44.4 DISSOCIATIVE MOTOR DISORDERS
Loss of ability to move whole or a part of limb or limbs.
Paralysis may be partial , with movements being weak or slow or complete.
Ataxia ,bizarre gait (astasia abasia), trembling of part or whole body.
44.5 DISSOCIATIVE CONVULSIONS
Pseudo seizures present.
44.6 DISSOCIATIVE ANAESTHESIA AND SENSORY LOSS
Presence of anesthetic areas of skin with boundaries.
Sensory loss may be accompanied by complaints of par aesthesia.
44.7 MIXED DISSOCIATIVE(CONVERSION ) DISORDER.
44.8 OTHERS DISSOCIATIVE(CONVERSION) DISORDER.
F44.80 Ganser’s syndrome: hysterical pseudo dementia (appromixate answer)
F44.81 Multiple personality disorder
F44.82 Transient dissociative disorder occurring in childhood and adolescence
F44.83 Other specified dissociative disorders.
44.9DISSOCIATIVE DISORDER ,UNSPECIFIED
D/D
NEUROLOGICAL DISORDER( DEMENTIA, DEGENERATIVE DISORDER)

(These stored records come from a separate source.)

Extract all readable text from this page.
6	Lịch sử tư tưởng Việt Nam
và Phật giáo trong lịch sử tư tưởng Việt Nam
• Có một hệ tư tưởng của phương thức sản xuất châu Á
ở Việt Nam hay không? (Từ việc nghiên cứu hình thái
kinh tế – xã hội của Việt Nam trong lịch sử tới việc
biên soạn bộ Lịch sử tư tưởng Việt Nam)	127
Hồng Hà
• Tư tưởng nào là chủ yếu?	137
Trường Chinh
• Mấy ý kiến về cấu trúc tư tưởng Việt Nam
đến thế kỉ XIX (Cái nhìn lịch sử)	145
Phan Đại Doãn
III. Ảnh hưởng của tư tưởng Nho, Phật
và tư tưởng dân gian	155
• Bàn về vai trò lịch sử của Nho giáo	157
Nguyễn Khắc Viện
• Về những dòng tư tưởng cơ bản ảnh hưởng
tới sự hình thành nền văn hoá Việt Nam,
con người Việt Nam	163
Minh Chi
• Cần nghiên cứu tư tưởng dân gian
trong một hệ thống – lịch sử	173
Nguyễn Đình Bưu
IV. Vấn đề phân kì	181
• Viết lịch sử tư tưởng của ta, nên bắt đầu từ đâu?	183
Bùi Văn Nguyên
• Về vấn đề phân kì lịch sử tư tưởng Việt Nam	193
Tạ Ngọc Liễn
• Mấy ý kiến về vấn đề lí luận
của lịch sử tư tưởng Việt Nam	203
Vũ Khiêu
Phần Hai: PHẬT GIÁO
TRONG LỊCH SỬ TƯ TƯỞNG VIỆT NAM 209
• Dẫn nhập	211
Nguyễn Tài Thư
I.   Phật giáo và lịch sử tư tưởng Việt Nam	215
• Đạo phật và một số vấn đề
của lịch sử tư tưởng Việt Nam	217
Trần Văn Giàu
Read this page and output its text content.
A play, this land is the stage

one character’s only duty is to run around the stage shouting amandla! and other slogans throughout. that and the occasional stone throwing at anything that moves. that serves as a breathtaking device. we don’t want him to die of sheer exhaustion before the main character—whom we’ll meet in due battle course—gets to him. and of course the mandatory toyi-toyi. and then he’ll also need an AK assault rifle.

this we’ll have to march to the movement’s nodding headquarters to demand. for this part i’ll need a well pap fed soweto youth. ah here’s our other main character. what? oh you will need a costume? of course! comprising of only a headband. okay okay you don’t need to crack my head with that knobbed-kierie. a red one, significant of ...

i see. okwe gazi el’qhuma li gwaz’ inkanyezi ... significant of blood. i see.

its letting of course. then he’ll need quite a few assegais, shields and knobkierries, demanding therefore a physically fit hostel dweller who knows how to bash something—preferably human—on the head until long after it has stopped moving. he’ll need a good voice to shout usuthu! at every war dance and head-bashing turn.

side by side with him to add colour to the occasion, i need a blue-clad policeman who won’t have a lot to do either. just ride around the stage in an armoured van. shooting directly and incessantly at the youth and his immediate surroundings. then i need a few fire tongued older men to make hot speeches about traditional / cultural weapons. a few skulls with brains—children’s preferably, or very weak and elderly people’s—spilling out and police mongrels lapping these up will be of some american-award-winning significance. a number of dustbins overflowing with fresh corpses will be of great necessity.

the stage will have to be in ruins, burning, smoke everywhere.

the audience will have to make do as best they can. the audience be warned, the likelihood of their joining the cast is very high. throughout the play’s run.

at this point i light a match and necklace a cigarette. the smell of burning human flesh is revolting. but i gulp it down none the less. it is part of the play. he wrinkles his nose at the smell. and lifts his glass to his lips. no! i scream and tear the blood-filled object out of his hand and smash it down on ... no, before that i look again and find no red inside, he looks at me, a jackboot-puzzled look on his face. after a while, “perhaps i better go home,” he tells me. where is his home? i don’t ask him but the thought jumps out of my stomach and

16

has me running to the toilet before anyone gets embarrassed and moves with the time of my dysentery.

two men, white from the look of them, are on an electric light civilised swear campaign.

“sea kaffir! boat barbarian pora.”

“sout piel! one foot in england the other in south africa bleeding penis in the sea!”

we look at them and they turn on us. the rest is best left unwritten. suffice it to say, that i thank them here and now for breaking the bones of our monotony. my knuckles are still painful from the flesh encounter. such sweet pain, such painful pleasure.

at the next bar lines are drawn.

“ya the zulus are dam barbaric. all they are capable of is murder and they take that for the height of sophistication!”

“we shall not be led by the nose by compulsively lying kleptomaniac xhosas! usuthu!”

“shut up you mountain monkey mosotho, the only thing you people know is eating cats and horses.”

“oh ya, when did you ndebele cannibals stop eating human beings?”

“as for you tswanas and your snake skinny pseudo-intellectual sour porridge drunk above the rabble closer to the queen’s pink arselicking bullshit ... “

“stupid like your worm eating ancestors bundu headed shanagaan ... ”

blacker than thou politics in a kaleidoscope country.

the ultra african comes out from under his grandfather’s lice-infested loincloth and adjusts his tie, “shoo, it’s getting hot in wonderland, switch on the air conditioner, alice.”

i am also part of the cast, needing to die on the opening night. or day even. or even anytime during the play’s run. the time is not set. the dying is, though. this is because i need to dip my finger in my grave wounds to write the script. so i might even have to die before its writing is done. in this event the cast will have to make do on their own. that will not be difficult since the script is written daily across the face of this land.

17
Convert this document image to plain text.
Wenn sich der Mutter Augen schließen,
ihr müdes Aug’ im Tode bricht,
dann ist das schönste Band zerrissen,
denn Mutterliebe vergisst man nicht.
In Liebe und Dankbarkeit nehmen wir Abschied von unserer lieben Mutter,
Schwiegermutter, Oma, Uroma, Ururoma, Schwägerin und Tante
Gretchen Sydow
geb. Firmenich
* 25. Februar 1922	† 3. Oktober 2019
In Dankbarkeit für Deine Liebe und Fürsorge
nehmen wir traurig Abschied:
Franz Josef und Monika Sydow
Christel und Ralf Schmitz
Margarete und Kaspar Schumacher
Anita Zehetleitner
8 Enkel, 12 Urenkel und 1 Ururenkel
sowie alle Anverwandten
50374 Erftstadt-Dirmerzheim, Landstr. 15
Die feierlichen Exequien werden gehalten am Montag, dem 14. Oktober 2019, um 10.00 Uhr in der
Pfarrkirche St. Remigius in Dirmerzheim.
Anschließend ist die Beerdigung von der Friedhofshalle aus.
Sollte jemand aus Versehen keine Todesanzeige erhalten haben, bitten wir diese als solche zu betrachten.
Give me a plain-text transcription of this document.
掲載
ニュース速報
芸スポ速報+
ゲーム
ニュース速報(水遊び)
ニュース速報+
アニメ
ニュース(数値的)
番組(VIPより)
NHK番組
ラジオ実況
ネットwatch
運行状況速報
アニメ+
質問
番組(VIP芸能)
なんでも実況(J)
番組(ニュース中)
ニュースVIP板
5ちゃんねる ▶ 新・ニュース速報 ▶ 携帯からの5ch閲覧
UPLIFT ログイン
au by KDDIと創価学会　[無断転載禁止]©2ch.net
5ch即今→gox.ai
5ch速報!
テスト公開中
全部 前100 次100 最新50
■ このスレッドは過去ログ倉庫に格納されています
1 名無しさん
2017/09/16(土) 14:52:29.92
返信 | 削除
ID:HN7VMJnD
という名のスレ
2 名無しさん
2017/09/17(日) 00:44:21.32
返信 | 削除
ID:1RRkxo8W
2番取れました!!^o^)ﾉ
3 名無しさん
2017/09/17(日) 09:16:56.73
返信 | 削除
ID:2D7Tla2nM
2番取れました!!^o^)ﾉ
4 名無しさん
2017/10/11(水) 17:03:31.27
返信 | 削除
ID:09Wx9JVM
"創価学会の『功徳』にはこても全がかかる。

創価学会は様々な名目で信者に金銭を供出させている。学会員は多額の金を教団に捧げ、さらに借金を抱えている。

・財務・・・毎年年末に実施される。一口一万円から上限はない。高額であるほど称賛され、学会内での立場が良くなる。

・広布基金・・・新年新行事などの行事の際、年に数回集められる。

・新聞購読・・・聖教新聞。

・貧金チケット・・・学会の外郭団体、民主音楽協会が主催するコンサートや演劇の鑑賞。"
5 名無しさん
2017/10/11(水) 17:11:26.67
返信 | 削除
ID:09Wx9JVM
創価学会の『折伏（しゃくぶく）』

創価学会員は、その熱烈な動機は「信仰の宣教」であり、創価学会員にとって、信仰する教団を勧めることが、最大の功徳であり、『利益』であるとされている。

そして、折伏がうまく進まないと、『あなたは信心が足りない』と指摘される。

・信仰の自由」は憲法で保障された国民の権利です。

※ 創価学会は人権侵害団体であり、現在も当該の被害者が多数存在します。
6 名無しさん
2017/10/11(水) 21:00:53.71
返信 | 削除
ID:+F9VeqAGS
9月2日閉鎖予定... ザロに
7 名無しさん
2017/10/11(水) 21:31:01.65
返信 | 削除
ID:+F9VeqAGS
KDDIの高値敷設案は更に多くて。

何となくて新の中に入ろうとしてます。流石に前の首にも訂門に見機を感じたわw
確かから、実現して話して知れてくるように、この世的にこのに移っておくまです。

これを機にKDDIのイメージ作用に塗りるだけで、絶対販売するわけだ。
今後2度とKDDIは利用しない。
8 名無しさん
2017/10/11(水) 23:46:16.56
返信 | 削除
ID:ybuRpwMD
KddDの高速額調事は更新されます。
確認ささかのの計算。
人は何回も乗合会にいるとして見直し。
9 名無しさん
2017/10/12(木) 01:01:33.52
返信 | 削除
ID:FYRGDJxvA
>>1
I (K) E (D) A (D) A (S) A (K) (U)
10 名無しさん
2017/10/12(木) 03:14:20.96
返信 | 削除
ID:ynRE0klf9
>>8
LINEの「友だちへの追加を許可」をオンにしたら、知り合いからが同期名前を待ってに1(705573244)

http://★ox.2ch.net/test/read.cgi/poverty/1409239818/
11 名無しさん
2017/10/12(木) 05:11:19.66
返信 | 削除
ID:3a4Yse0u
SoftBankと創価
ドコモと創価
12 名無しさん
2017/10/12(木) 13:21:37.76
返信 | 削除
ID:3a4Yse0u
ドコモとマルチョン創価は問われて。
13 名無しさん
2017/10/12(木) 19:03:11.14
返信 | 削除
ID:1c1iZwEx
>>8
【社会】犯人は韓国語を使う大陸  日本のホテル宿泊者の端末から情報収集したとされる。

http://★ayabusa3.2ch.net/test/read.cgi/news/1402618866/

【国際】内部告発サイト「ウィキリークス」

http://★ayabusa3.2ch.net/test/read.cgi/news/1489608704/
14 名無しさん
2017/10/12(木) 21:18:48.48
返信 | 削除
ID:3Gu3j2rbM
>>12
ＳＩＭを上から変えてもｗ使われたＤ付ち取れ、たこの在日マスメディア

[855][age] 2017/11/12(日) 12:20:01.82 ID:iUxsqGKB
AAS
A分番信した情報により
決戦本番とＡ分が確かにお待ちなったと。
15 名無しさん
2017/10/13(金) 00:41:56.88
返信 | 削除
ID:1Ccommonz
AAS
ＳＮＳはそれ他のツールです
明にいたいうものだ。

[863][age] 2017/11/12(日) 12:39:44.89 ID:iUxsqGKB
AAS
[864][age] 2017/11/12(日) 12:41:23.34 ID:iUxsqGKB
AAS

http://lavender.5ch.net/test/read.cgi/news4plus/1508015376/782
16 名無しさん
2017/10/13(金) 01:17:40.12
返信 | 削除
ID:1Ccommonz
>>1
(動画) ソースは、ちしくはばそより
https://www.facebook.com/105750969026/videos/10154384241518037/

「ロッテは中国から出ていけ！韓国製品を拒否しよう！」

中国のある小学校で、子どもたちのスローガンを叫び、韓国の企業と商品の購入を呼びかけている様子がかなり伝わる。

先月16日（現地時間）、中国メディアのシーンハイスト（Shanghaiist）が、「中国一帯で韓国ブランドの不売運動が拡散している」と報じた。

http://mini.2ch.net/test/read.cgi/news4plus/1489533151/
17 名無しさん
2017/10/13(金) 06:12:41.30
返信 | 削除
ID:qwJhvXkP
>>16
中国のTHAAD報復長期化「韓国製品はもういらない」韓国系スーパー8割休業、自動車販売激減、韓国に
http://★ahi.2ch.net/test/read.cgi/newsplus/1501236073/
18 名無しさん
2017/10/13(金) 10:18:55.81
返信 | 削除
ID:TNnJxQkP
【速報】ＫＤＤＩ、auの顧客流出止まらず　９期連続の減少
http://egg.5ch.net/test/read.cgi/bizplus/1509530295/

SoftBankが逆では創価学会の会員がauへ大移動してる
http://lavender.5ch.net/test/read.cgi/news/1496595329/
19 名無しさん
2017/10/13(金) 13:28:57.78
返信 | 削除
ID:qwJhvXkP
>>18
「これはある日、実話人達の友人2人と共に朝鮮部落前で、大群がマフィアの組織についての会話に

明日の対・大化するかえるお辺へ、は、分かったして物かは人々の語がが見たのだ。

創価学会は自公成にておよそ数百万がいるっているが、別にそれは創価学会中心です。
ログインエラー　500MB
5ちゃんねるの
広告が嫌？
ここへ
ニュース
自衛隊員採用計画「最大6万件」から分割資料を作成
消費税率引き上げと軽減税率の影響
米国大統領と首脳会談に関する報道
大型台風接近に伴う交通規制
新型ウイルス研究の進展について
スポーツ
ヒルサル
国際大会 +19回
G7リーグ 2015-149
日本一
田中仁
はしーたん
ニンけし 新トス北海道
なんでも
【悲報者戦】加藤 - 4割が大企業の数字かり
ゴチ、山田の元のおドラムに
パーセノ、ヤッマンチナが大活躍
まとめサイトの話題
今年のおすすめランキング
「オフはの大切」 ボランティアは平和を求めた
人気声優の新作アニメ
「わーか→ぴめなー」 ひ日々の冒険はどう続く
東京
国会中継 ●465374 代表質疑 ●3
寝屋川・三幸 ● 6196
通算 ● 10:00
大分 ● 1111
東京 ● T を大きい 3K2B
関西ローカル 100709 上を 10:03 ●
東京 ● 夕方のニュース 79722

BRAIN TUMORS, BASAL GANGLIA DISEASES
MYASTHENIA GRAVIS,POLIOMYOSITIS, MYOPATHIES, MULTIPLE SCLEROSIS, GB SYNDROMES.
SCHIZOPHRENIA, DEPRESSIVE DISORDER,AND ANXIETY DISORDER.
SOMATOFORM DISORDER.
MALINGERING AND FACTICIOUS DISORDER,
TREATMENT:-
Resolution is usually spontaneous.
1) BEHAVIOR THERAPY:-
Treat the patient normally, give enough care,actively encourage any improvement in symptomatology.
2)PSYCHOTHERAPY WITH ABREACTION Hypnosis , anxiolytics, and behavioral relaxation exercises .
3)PSYCHOANALYSIS: To find out conflict and resolve it.
4)DRUG THERAPY: iv,thiopentone , amytal or diazepam,
COURSE AND PROGNOSIS
INITIAL SYMPTOMS 90-100% Resolve within a few days or < a month, 75 %-may not experience another episode but 25% have additional episodes during period of stress.
Prognosis good- if sudden onset, easily identified stress factor, good premorbid adjustment, no comorbid medical or psychiatric disorder.